Sementara itu, sebagai pengguna anggaran atau pengguna barang, Kepala Otorita IKN menyusun rencana kerja dan anggaran dengan memperhatikan Rencana Induk Ibu Kota Nusantara.
Yasonna melanjutkan, revisi UU IKN juga berisi perubahan mengenai pendanaan dan pengelolaan barang milik negara. Menurutnya, UU IKN akan ditunjang pula oleh peraturan khusus yang mengatur soal pembiayaan, penanaman modal atau investasi serta jaminan kelangsungan pembangunan IKN. “Pengaturan itu juga terkait pengolahan kekayaan IKN,” jelas Yasonna.
Ketua Baleg DPR Supratman Andi Agtas selaku pimpinan rapat menjaring sikap dari 9 fraksi di DPR mengenai usulan itu. Dia mengatakan ada 6 fraksi menerima revisi UU IKN masuk Prolegnas Prioritas 2023, yaitu Fraksi PDI Perjuangan, Golkar, Gerindra, PKB, PAN, dan PPP. Dia melanjutkan, Partai Demokrat dan PKS menolak revisi UU IKN yang diusulkan pemerintah. Sementara itu, Fraksi NasDem belum mengambil keputusan atau abstain. “Yang menerima adalah parpol pendukung pemerintah, semuanya. Yang menolak adalah PKS dan Demokrat,” kata Supratman.
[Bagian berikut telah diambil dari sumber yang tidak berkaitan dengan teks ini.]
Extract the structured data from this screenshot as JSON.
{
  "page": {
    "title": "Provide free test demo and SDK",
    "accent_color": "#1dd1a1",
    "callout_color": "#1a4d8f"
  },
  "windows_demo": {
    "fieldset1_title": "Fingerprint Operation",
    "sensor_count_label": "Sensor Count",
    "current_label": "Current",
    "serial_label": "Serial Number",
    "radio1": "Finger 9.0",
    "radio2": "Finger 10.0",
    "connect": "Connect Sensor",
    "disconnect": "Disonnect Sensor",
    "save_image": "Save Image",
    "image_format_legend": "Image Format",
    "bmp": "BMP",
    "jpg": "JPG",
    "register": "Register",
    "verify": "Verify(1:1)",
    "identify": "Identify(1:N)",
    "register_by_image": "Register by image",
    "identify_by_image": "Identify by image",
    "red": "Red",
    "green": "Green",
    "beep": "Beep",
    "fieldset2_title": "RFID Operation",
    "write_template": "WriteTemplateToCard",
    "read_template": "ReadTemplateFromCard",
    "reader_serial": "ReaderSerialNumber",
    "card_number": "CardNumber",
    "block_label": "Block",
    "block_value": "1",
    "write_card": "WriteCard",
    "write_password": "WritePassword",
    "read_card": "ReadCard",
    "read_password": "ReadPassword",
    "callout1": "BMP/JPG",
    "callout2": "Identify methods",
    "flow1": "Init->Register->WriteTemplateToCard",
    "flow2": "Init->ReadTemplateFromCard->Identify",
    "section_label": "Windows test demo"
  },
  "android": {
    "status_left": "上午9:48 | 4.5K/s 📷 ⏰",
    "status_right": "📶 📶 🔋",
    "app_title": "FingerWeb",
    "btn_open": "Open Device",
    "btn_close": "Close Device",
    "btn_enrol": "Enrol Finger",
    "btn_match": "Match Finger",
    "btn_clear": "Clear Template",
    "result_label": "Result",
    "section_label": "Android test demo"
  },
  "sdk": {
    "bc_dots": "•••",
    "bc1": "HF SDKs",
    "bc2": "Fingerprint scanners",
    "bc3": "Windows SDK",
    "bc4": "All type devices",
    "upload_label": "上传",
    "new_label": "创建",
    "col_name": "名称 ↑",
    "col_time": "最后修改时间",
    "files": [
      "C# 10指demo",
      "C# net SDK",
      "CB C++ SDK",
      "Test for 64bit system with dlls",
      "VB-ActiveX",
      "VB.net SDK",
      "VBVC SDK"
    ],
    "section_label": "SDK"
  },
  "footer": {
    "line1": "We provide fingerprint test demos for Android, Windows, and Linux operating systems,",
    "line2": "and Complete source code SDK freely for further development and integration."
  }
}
Lalu ada suara muncul dari mikrofon. Suara yang menginterupsi Supratman itu adalah suara anggota DPR RI Fraksi NasDem Taufik Basari, yang menyampaikan bahwa NasDem bersikap abstain. “Pimpinan, NasDem abstain tadi, untuk usulan pemerintah tadi,” kata suara tersebut.
Setelah itu, Supratman membacakan kesimpulan rapat, ada sebanyak 41 RUU masuk Prolegnas Prioritas 2023. “Untuk menyepakati, prolegnas RUU perubahan prioritas 2023 sebanyak 32 RUU, prolegnas RUU prioritas tahun 2023 sebanyak 41 RUU, prolegnas RUU perubahan keempat RUU tahun 2020-2024 sebanyak 259 RUU,” ujar Supratman.